Le FPR ne pouvait supporter l’indépendance et la souveraineté du peuple rwandais dont la Société civile était gardienne pour des raisons que nous expliquons ci-après

QUINZAINE DE LUTTE CONTRE LA CULTURE DU MENSONGE, DE L’INJUSTICE ET DE L’IMPUNITE AU RWANDA

"Le mensonge donne des fleurs, jamais des fruits"

Le 04 décembre 2014

#3 La Destruction de la Société Civile

La mise hors d’usage de la Société civile trouve son origine dans la décapitation de l’Eglise Catholique du Rwanda qui est la doyenne de cette société. Elle s’est beaucoup investie dans l’éducation ainsi que la santé et en particulier dans les activités spirituelles et matérielles qui procurent le bien-être au peuple rwandais.

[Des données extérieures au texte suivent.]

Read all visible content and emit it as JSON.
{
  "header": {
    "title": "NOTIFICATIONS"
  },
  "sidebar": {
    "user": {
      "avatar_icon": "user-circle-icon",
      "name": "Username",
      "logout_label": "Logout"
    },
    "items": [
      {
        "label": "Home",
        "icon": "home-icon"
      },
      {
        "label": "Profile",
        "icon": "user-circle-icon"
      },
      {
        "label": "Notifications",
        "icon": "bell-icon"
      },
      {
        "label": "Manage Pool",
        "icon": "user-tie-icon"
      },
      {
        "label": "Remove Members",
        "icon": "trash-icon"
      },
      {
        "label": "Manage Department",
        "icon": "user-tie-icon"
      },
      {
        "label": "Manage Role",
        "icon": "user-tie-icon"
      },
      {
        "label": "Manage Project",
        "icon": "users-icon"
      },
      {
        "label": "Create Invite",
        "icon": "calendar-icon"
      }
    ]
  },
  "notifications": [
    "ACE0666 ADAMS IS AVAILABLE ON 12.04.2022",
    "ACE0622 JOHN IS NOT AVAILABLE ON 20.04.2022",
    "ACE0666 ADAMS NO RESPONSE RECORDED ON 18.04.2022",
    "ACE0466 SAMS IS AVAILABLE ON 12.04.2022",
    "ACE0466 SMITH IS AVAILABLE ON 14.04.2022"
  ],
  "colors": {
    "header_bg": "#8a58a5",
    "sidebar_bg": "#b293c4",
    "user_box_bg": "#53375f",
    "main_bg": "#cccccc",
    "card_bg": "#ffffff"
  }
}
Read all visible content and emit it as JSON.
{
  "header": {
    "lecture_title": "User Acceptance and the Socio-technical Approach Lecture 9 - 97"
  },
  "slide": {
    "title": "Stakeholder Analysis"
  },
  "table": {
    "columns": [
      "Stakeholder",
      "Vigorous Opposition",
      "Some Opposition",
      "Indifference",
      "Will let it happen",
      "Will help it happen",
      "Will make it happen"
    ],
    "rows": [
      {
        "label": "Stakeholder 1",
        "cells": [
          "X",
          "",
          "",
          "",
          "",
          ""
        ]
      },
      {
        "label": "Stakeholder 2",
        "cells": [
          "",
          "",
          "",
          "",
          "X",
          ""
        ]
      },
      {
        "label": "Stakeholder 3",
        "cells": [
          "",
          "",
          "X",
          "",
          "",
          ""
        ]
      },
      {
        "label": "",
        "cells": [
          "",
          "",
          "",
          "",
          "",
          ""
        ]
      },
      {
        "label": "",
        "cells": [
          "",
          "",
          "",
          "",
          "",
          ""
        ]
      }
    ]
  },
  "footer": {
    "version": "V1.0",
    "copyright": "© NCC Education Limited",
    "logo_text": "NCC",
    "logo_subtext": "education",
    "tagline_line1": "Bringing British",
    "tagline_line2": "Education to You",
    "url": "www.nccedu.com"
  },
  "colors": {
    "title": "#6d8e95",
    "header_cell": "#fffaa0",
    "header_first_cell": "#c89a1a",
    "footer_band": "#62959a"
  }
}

Comptant sur les trois principaux piliers (mensonge, terreur et corruption) de leur dictature, les chefs militaires Tutsi du Front Patriotique Rwandais (FPR) ne pouvaient supporter l’indépendance et la souveraineté du peuple rwandais dont la Société civile rwandaise était gardienne pour des raisons que nous expliquons ci-après :

Le 21 novembre 2014, deux membres de la Ligue Rwandaise pour la Protection et la Promotion des Droits de l’Homme (LIPRODHOR) ont été arrêtés arbitrairement sous prétexte qu’ils avaient convoqué une réunion extraordinaire de l’Assemblée Générale de cette Ligue. M. Evariste NSABAYEZU, Vice-Président du Conseil d’administration « légitime » de la LIPRODHOR était détenu au cachot de la police de Kicukiro (Kigali) tandis que M. Daniel UWIMANA, chef d’antenne de Kayonza a été amené à la station de police du district de Rubavu (ancienne préfecture de Gisenyi).

Cette réunion devait se tenir à Kigali le 23 novembre 2014 avec plus ou moins 200 adhérents légitimement enregistrés. Si cette Assemblée Générale avait eu lieu, la Ligue allait se donner les moyens pour reprendre son droit et son devoir de jouer son rôle de protection et de promotion des droits humains en faveur du peuple rwandais. Et c’est justement ce pouvoir du peuple que le régime dictatorial du Président Paul Kagame s’évertue à s’approprier indéfiniment en opprimant violement le peuple rwandais.

Rappelons que le 21 juillet 2013, les réseaux de la dictature rwandaise avaient mis en place un nouveau conseil d’administration « illégitime » qui a été reconnu trois jours plus tard par une institution publique inféodée qui supervise les organisations non gouvernementales nationales, le Rwanda Governance Board (RGB).  Le 8 août 2014, le juge du Tribunal de Grande Instance de Nyarugenge a rejeté l’action en justice intentée contre ces membres « illégitimes » en la déclarant infondée. Les avocats des membres « légitimes » de la LIPRODHOR ont fait appel de la décision du 08 août 2014. Mais l’audience prévue le 06 novembre 2014 a été remise au 27 novembre suite à l’absence des intimés. Aucun verdict en appel n’a à ce jour été rendu. Au lieu de rendre justice, le régime Kagame préfère emprisonner les plaignants.

ANTECEDENTS :

En juin 2004, la Société civile avait déjà été attaquée et détruite. Plusieurs ONG de développement et la LIPRODHOR avaient déjà été accusées de nourrir « l’idéologie génocidaire, le divisionnisme et le sectarisme ».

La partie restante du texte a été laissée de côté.